Prezentuję Wam kolejną tartę wytrawną. Tym razem zupełnie inne połączenie niż dotychczas. Myślę, że bardzo udane. Miałam problem z dostaniem sera koziego podczas zakupów, ale na szczęście się udało. Do tego szpinak, pory i cebulka dymka. Czy może być smaczniej?
Przepis własny
CIASTO KRUCHE:
1 jajko
100g zimnego masła
szklanka mąki
2 łyżki zimnej wody
szczypta soli
FARSZ:
3 duże jajka
pół szklanki mleka
5 łyżek jogurtu greckiego
sól, pieprz
3 ząbki czosnku (przeciśnięte przez praskę)
kozi ser twarogowy
2 pory
pęczek dymki
2 pęczki szpinaku
sól, pieprz
1 łyżka masła
CIASTO:
Do miski lub na stolnicę przesiewamy mąkę, robimy wgłębienie i rozbijamy jajo. Dodajemy szczyptę soli, zimne pokrojone w małe kawałki masło i zagniatamy dość szybko. Dodajemy 2 łyżki zimnej wody. Formujemy kulę i wstawiamy do lodówki na przynajmniej pół godziny. Czasem czekam godzinę.

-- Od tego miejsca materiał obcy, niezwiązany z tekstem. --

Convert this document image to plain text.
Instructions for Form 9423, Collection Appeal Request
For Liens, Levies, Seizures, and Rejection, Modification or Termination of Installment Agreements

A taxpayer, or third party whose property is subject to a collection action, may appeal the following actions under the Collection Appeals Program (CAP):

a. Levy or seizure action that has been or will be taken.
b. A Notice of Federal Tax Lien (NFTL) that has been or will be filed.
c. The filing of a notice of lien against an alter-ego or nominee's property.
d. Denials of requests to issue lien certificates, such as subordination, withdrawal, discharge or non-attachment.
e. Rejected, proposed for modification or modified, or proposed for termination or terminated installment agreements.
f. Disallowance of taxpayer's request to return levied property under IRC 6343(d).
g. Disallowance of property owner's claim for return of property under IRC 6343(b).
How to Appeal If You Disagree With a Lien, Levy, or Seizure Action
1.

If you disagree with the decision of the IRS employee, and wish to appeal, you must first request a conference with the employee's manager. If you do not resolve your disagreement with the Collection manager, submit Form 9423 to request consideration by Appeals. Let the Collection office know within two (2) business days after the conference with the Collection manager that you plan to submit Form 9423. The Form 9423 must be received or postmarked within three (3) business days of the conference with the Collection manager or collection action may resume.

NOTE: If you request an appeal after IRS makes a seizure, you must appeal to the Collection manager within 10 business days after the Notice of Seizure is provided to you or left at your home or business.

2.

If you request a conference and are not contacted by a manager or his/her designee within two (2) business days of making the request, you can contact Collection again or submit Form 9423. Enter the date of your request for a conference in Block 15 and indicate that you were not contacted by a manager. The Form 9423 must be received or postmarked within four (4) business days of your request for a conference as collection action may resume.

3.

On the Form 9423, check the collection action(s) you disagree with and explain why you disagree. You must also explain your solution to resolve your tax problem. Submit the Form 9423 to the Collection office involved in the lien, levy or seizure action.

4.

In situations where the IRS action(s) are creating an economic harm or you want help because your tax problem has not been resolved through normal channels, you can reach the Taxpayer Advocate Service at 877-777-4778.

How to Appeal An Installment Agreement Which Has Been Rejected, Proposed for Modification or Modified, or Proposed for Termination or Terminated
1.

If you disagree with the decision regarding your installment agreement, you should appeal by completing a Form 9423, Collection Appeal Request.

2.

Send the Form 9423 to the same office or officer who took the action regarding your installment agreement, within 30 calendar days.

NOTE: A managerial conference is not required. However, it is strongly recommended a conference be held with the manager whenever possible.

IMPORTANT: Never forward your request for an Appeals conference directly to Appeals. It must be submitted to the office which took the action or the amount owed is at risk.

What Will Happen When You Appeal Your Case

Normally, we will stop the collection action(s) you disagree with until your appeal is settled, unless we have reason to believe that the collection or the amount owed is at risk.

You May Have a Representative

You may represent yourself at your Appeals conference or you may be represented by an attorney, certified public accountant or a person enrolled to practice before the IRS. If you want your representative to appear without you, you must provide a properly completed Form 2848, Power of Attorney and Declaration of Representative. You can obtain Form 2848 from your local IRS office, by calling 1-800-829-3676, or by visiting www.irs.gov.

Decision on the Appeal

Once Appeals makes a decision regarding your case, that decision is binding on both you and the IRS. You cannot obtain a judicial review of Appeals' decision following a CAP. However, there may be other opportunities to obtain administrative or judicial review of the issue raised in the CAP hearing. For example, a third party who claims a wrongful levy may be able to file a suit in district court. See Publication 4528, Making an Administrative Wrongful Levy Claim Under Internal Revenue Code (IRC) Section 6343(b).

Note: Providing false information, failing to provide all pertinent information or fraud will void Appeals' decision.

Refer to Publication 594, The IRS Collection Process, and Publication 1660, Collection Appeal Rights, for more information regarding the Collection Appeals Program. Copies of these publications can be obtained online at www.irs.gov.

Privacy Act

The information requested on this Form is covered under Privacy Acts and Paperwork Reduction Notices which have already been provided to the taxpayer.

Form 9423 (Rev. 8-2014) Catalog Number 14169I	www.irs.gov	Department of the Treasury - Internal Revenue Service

Następnie ciasto należy rozwałkować i wylepić nim formę do tarty, uprzednio posmarowaną masłem i wysypaną mąką. Nakłuwamy widelcem i wstawiamy do lodówki.
Piekarnik nagrzewamy do 180 stopni z termoobiegiem. Tartę wykładamy papierem i wykładamy kulki ceramiczne, by ciasto nam się nie wybrzuszyło. Pieczemy 12 minut do delikatnego zrumienienia ciasta. Usuwamy papier z kulkami i pieczemy dalej około 5 minut.
FARSZ:
Pory obrać, posiekać drobno białe części i trochę zielone (w przypadku, gdy pory są młode) i wrzucić na patelnię z 1 łyżką masła. Dusić około 5 minut. Doprawić solą. Odstawić.
Szpinak przebrać, oderwać łodyżki i również dusić przez chwilę na patelni, dodać sól i pieprz, odlać wodę. Odstawić na bok.
Jajka rozbić, wymieszać łyżką, dodać mleko, jogurt, czosnek, przyprawy i wymieszać.
Na upieczony spód wyłożyć szpinak i pory, następnie zalać masą jajeczną. Ser dobrze rozkruszyć.
Wstawić do piekarnika rozgrzanego do 180 stopni z termoobiegiem i piec ok. 20 minut. Po tym czasie wyjąć, ułożyć dymkę ze szczypiorkiem i wstawić ponownie do momentu, aż tarta nabierze złotego koloru, a farsz się zetnie. Ja zazwyczaj piekę tego typu tarty około 30-35 minut.
Bon Appétit!
A tu tarta jedzie na piknik :)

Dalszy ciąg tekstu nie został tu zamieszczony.